The offences are alleged to have occurred in order to secure banknote printing contracts with central banks in Malaysia, Indonesia, Vietnam and Nepal, at various dates between late 1999 and early 2004.

The Commonwealth Director of Public Prosecutions began proceedings in late 2013 and over the first half of 2014. In some cases, the accused had been committed to stand trial for the relevant charges. In other cases, the CDPP exercised his power to directly indict, after the accused had been discharged by the magistrate at committal.

The committal proceedings ran for 112 sitting days, over a period of more than two years.

The AFP disclosure material contains more than 80 million documents. The prosecution briefs for the committal hearings comprised more than 80 lever arch folders of documents, which had been extracted from the AFP disclosure material.

Little of this material may enter the public domain any time soon, one reason being the complexity of preparing the trials.

Wrangles over quarantining sensitive information also impeded the case but, as reported above, this squabble is over for now.

Hollingworth spelled out the original rationale for a mammoth series of suppression orders made in mid-2014.

On 13 June 2014, the Department of Foreign Affairs and Trade gave notice to the court and the parties that it intended to apply for a proceeding suppression order, preventing publication of information that suggested or alleged that particular persons had engaged in certain bribery-related activities.

The DFAT notice said that the purpose of the proposed order was "to prevent damage to Australia's international relations that may be caused by the publication of material that may damage the reputation of specified individuals who are not the subject of charges in these proceedings."

The notice said that DFAT would be relying upon a supporting affidavit, parts of which may be confidential. None of 90 notified media outlets contested this at the time, though Fairfax did later.

In her recent June ruling Hollingworth wrote that: "the DFAT order listed 14 specific individuals, being persons who were highly influential in the governments of Malaysia, Indonesia and Vietnam, or their close relatives, and three political offices ('the named persons').

"None of the named persons is a person whom the accused are alleged to have conspired to bribe; the prosecution case against the current accused is that they conspired to bribe foreign bank officials, not foreign politicians.

"Nor have any of the named persons been charged, in Australia or overseas, in relation to any of the allegations made in these proceedings.

"In so far as any of the named persons is mentioned in these cases in the context of any bribery allegation, the truth or falsity of those allegations will not be tested in these proceedings."

Hollingworth wrote that DFAT held, and still holds, concern "that the publication of the suppressed information, in relation to the named persons, would offend or embarrass them in circumstances that may have adverse consequences for Australia.

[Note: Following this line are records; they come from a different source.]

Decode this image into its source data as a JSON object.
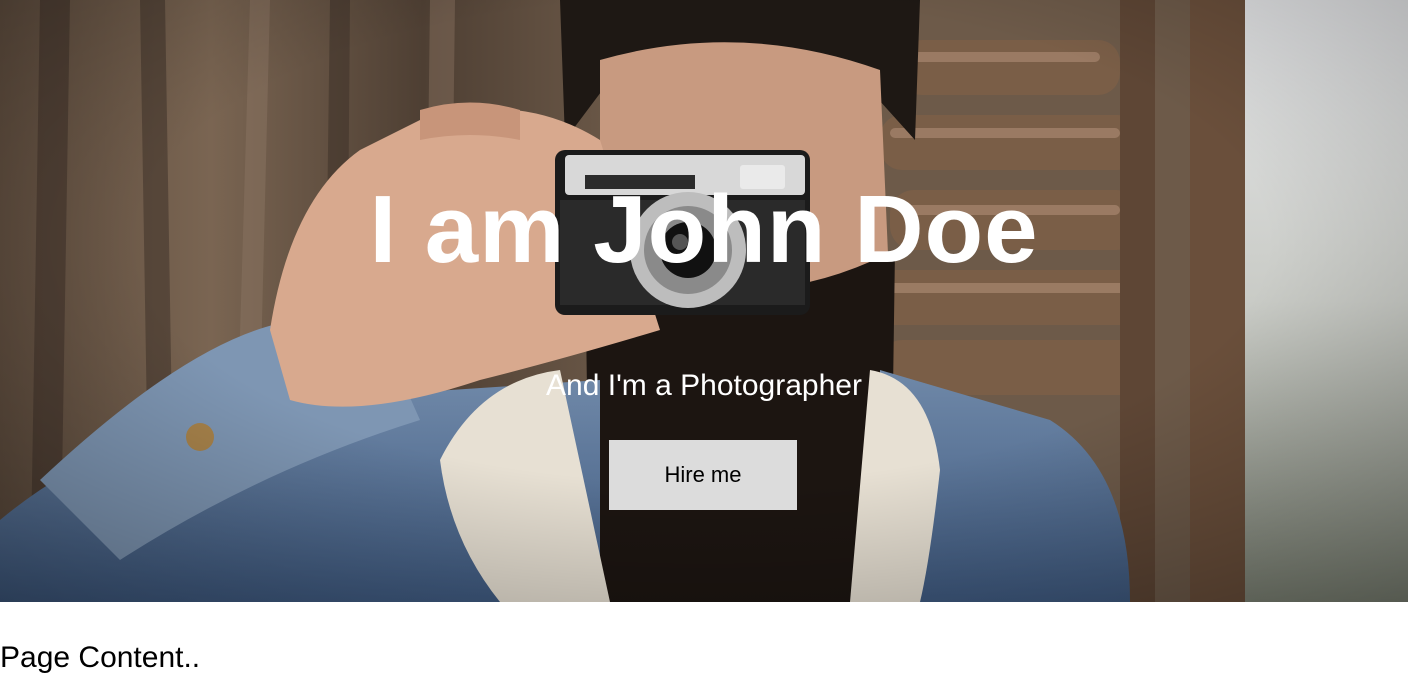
{
  "hero": {
    "title": "I am John Doe",
    "subtitle": "And I'm a Photographer",
    "button_label": "Hire me"
  },
  "main": {
    "content_text": "Page Content.."
  },
  "colors": {
    "button_background": "#dcdcdc",
    "hero_text": "#ffffff",
    "page_background": "#ffffff"
  }
}
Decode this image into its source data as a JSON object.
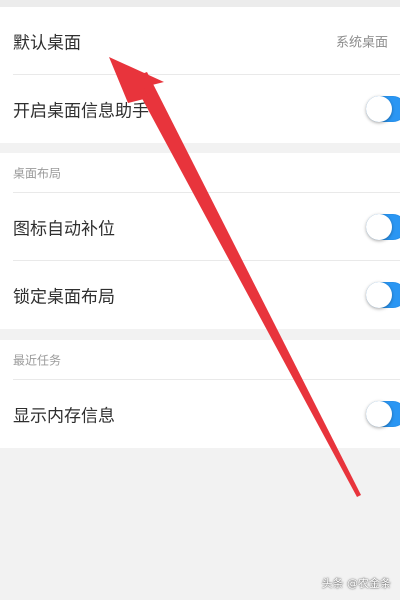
{
  "settings": {
    "default_desktop": {
      "label": "默认桌面",
      "value": "系统桌面"
    },
    "desktop_assistant": {
      "label": "开启桌面信息助手",
      "enabled": true
    }
  },
  "layout_section": {
    "header": "桌面布局",
    "icon_autofill": {
      "label": "图标自动补位",
      "enabled": true
    },
    "lock_layout": {
      "label": "锁定桌面布局",
      "enabled": true
    }
  },
  "recent_section": {
    "header": "最近任务",
    "show_memory": {
      "label": "显示内存信息",
      "enabled": true
    }
  },
  "watermark": {
    "text": "头条 @农金条"
  },
  "colors": {
    "toggle_on": "#2a96f3",
    "arrow": "#e8343c",
    "background": "#f2f2f2",
    "card": "#ffffff"
  }
}
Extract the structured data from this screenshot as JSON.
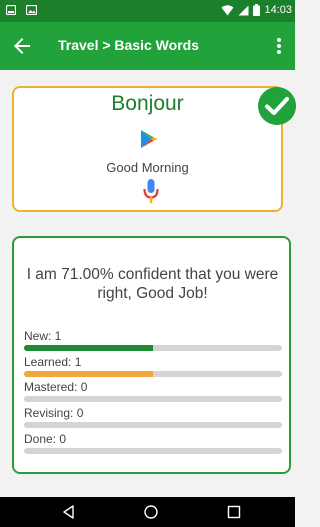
{
  "status_bar": {
    "time": "14:03"
  },
  "app_bar": {
    "title": "Travel > Basic Words"
  },
  "word_card": {
    "word": "Bonjour",
    "translation": "Good Morning"
  },
  "stats_card": {
    "confidence_text": "I am 71.00% confident that you were right, Good Job!",
    "stats": [
      {
        "label": "New: 1",
        "progress": 0.5,
        "color": "#1e8a35"
      },
      {
        "label": "Learned: 1",
        "progress": 0.5,
        "color": "#f0a83a"
      },
      {
        "label": "Mastered: 0",
        "progress": 0,
        "color": "#1e8a35"
      },
      {
        "label": "Revising: 0",
        "progress": 0,
        "color": "#1e8a35"
      },
      {
        "label": "Done: 0",
        "progress": 0,
        "color": "#1e8a35"
      }
    ]
  },
  "colors": {
    "status_bar": "#1b7f2c",
    "app_bar": "#21a23a",
    "word_card_border": "#f0b12b",
    "stats_card_border": "#2d9b3d"
  },
  "icons": {
    "back": "arrow-left-icon",
    "menu": "more-vert-icon",
    "check": "check-icon",
    "play": "play-icon",
    "mic": "mic-icon"
  }
}
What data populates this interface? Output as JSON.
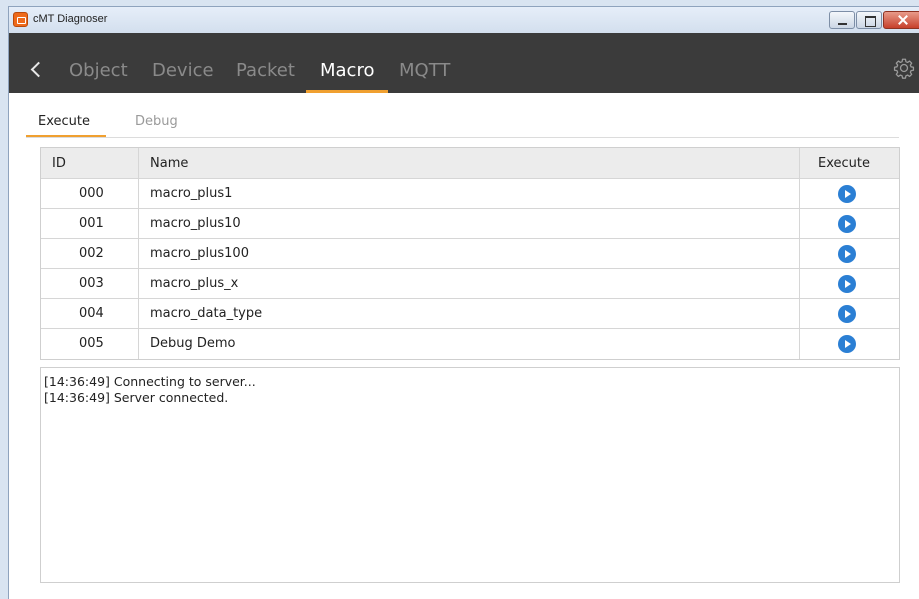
{
  "window": {
    "title": "cMT Diagnoser"
  },
  "nav": {
    "tabs": [
      {
        "label": "Object"
      },
      {
        "label": "Device"
      },
      {
        "label": "Packet"
      },
      {
        "label": "Macro"
      },
      {
        "label": "MQTT"
      }
    ],
    "active_tab": "Macro"
  },
  "subtabs": [
    {
      "label": "Execute"
    },
    {
      "label": "Debug"
    }
  ],
  "active_subtab": "Execute",
  "table": {
    "headers": {
      "id": "ID",
      "name": "Name",
      "execute": "Execute"
    },
    "rows": [
      {
        "id": "000",
        "name": "macro_plus1"
      },
      {
        "id": "001",
        "name": "macro_plus10"
      },
      {
        "id": "002",
        "name": "macro_plus100"
      },
      {
        "id": "003",
        "name": "macro_plus_x"
      },
      {
        "id": "004",
        "name": "macro_data_type"
      },
      {
        "id": "005",
        "name": "Debug Demo"
      }
    ]
  },
  "log": {
    "lines": [
      "[14:36:49] Connecting to server...",
      "[14:36:49] Server connected."
    ]
  },
  "colors": {
    "accent": "#f0a030",
    "play_button": "#2b7fd4",
    "navbar": "#3b3b3b"
  },
  "icons": {
    "back": "chevron-left-icon",
    "settings": "gear-icon",
    "execute": "play-circle-icon"
  }
}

"Those adverse consequences include putting at risk co-operation between the Australian government and the governments of Malaysia, Indonesia and Vietnam, in areas of defence, security, counter-terrorism, transnational crime, and law enforcement (including extradition and mutual assistance requests)."

The judge wrote that: "the redacted parts of the Bird affidavit gave specific examples of Australia's interests having been harmed in the past, when bilateral relations had been damaged.

"The affidavit also contained details of some specific current situations in which the interests of the Australian government and its citizens could be harmed, if the named persons withdrew co-operation because the Australian government had not done enough to protect them from highly critical, yet untested, allegations that may be made in an Australian court."

She concluded she was  "satisfied on the evidence before me that the risks of harm identified in the Bird affidavit were real and substantial."

Open justice may yet prevail.

"There has already been considerable reporting about the foreign bribery allegations involving the RBA subsidiaries - prior to, during, and since, the committal proceedings," Hollingworth wrote.

"The DFAT order does not prevent the media from reporting on the existence or nature of the current proceedings in this court. The overwhelming majority of the evidence which may be given at any future trial of these proceedings would be able to be reported freely.

"In particular, the evidence against the current accused (which is at the core of what would be tested in these cases) would be able to be reported without restriction.

"The Australian public would be able to be fully informed during the course of any trial as to what it is that the RBA subsidiaries, and their former officers and employees, are alleged to have done."

While now no longer relevant, Hollingworth emphasised: "The DFAT order does not inhibit (or attempt to inhibit) any of that reporting."